Я подошел к остановке. Была сухая, прохладная погода, настолько безветренная, что около урны было накурено. Забрался в автобус, сунув в окошко двадцатку, которая мгновенно исчезла в толстых, татуированных пальцах водителя. Занял место в центре салона, около окна, стоя. На окне черным маркером была замалевана выцарапанная гвоздем свастика. Вслед за мной зашел пацан лет четырнадцати, мой брат назвал бы его «весь на адидасе». Он был складный и узкий, этот витрувианский человек, казалось, его черный спортивный костюм, черную шапку и черные кроссовки размеряли белыми линиями правильных пропорций. За спиной у него висел баян.
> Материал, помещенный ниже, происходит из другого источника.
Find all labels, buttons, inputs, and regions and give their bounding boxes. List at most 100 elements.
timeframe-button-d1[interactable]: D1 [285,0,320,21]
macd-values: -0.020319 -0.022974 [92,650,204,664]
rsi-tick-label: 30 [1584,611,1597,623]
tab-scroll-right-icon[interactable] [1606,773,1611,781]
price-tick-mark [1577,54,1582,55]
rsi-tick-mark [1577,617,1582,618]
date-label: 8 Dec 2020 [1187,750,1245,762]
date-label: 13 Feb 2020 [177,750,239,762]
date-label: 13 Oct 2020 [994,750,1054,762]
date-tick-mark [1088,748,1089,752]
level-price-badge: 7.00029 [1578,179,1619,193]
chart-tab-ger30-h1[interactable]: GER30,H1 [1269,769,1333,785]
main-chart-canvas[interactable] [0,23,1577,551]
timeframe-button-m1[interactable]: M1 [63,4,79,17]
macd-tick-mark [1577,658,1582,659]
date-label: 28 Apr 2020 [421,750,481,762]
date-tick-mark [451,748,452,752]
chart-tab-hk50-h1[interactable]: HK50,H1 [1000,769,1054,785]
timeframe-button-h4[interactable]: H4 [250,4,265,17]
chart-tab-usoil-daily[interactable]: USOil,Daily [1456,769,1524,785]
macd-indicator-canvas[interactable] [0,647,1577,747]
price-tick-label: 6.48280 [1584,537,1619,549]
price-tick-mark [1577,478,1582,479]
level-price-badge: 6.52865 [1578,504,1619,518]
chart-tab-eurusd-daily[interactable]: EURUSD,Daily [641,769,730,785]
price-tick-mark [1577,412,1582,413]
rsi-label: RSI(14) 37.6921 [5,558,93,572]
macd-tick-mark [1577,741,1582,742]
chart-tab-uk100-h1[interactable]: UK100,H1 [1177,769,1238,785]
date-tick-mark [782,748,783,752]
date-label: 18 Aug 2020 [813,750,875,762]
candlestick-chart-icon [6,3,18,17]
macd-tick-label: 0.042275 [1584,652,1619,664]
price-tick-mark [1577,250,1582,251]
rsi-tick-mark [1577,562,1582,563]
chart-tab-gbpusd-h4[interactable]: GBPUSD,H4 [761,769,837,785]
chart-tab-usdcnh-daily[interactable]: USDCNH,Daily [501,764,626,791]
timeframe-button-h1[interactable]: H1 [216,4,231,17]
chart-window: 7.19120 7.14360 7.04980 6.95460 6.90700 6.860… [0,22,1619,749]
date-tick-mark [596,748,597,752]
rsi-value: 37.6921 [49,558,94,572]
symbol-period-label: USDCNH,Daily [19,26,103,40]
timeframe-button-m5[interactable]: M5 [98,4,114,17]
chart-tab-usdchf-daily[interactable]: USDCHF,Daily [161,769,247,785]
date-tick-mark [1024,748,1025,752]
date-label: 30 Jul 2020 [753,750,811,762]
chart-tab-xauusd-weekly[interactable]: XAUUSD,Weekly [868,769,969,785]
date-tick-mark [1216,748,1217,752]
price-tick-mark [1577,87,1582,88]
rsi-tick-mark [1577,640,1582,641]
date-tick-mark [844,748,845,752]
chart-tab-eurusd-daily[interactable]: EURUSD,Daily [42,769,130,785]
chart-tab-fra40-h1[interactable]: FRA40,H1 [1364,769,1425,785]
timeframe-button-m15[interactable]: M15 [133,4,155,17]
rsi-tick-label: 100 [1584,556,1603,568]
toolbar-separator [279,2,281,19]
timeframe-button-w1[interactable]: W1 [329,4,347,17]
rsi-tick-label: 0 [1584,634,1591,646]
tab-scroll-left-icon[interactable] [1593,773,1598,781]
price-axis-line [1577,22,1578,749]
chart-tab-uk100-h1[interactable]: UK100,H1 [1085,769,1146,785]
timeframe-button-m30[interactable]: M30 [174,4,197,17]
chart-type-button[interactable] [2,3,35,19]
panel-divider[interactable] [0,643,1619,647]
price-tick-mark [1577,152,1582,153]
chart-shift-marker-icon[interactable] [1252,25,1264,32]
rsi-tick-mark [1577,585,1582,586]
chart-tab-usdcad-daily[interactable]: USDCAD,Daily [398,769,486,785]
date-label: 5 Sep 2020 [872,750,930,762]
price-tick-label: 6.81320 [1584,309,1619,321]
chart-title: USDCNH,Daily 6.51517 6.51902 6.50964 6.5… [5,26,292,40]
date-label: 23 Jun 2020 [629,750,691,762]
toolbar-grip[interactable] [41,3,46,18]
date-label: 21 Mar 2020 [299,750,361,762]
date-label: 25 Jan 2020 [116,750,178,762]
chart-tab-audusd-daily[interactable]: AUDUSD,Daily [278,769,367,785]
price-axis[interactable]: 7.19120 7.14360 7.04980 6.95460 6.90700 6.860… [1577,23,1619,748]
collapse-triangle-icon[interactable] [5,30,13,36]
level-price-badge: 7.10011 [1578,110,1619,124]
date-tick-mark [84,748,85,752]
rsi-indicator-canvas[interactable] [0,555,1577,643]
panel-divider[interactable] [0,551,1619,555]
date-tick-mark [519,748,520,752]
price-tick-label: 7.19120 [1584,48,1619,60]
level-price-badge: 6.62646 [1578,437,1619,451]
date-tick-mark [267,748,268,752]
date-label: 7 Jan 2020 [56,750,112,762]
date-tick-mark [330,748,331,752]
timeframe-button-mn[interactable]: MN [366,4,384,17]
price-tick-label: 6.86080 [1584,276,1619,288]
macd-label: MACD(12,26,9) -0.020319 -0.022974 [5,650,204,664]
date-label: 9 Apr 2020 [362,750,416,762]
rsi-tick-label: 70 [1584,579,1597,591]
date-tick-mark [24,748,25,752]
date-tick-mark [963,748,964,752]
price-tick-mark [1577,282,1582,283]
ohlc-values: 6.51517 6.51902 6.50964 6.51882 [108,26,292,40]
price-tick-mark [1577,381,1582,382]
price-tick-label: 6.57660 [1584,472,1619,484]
Сунув в прорезь голову, он перекинулся парой слов с шофером, перекинул инструмент на живот и заиграл.
Сначала я не узнал мелодии, он играл ее слишком бойко и быстро, так, наверное, сыграл бы эту песню Шнуров – с бесконечными проходами и мажорными, приблюзованными вставками – это была советская эстрадная про «Есть только миг», но весело, отчаянно исполненная. На людей музыкант смотрел безучастно и холодно, сосредоточено, молча выводя трели. Краем глаза я заметил старушку, которая быстро кивала в такт, но сразу сбилась – и продолжала кивать после того, как он умолк, видимо, больная нервами. Пацан заиграл «Катюшу», и в голове сразу начал всплывать текст, ее он сделал агрессивной, мощной, но невероятно бесшабашной – Катюша выходила на берег будто не в военное время, а играя в «Казаки-разбойники», и неведомый молодой сокол ее где-то далеко был рад своей первой битве, как удивленно радуется младенец первому в жизни увиденному снегу.
Песня кончилась, никто не начал аплодировать. Я сунул парню сотню, денег дали еще трое – все сильно «за пятьдесят». У окна, прямо перед ним сидели две первокурсницы, ахавшие и восхищавшиеся чем-то в своих смартфонах. Все время, пока он находился в автобусе – они, притихшие, смотрели в окно, в пакет с мелочью ему ничего не положили. Уже когда он вышел, одна из них быстро протерла окно и посмотрела ему вслед с невероятной, почти материнской нежностью, никогда я не видел таких глаз у молодых девочек; толкнув подругу в бок, пробормотала: «Холодно ему, наверное?». Та буркнула что-то неразборчиво и продолжила ставить лайки. Окно быстро запотело, и в этом тумане скрылась его маленькая фигура. Начинало темнеть.